Maxfield also says managers should emphasize that if political talk is allowed, dialogue should be respectful.

“People should talk about these things. Talking is how we get to unity on issues. But that’s where it gets difficult for managers … they need to keep their ears to the ground and if people are being disrespectful it has to end. It can get tricky.”

When and where employees talk politics matters, too. For instance, it’s not healthy to have an employee start out a meeting with a political rant that upsets some team members. In a case like that, Maxfield says it’s important for a manager to later ask that employee to please share their views at a more appropriate time.

“Respect should always be the foundation and as a manager, you need to hold your team to a certain standard,” she says.

Furthermore, managers should emphasize they’re not trying to silence political viewpoints, just keep them from negatively affecting work.

“And you should do this kindly and privately, not in front of the whole team.”

Moreover, pointing out the actual consequences of a political outburst — such as hurting productivity or creating resentment among team members — is an effective way to motivate people to stop disrespectful political comments, Maxfield says.

“That will do more to change their behavior than just telling them not to do it again. Furthermore, it gets them involved with the solution.”

Managers also need to be aware of political insults and inflammatory rhetoric employees post on social media, which some employees may view equally disrespectful as something said face to face.

“Workplaces need to keep an eye on that and be careful that it doesn’t bleed into the workplace.”

If an employee complains about another employee who’s outspoken about their political views, Maxfield suggests telling them they should have a “crucial conversation” about the matter with the outspoken employee.

“Put it back on your team members,” she says. “Tell them they might want to let that person know how their comments came across. Crucial conversations help to make relationships stronger.” 
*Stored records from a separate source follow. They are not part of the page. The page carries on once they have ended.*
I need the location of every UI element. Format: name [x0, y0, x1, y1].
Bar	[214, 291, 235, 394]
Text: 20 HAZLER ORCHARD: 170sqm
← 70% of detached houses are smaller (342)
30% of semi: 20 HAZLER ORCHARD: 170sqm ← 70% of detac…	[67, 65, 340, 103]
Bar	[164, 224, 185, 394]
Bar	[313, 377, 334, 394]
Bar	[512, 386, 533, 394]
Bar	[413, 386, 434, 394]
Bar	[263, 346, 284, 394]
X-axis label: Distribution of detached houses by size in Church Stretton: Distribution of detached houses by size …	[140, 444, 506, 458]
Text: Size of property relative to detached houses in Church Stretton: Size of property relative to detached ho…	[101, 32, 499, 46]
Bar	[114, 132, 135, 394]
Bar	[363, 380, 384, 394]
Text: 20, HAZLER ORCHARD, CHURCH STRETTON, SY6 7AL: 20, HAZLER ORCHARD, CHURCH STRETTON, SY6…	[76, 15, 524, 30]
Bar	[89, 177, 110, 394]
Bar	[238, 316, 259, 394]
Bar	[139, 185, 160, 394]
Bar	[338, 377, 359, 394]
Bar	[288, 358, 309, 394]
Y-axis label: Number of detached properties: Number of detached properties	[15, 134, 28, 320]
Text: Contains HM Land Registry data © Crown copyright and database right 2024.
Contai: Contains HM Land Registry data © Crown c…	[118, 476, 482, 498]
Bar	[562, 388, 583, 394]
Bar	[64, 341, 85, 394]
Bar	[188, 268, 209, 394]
As for handling colleagues who aren’t shy about expressing political beliefs, Maxfield recommends first doing some personal reflection to make sure you’re being open-minded and tolerant.

“If something rubs you the wrong way, ask yourself why. Is it because the remarks were disrespectful or because you simply don’t agree with them? If the remarks make you uncomfortable, that’s on you. It’s not illegal to express an opinion, and you don’t have to agree with it. So instead, be tolerant, engage in dialogue and learn.”

Maxfield also recommends against trying to change colleagues’ minds about their political views. The more you do so, the more likely they’ll resent your attempts, she says.

“So try to just come at it with a sense of genuine curiosity. Tell the person you’d love to hear about why they see things the way they do. But again, respect is paramount.”

It’s important to learn how to have difficult conversations in the workplace. But it’s equally as important to have rules regarding those conversations, centered on respect as an organizational value, Maxfield says.

“And if your team comes up with those guidelines and boundaries, it can help make it even safer to have those conversations — to be open and honest with colleagues.”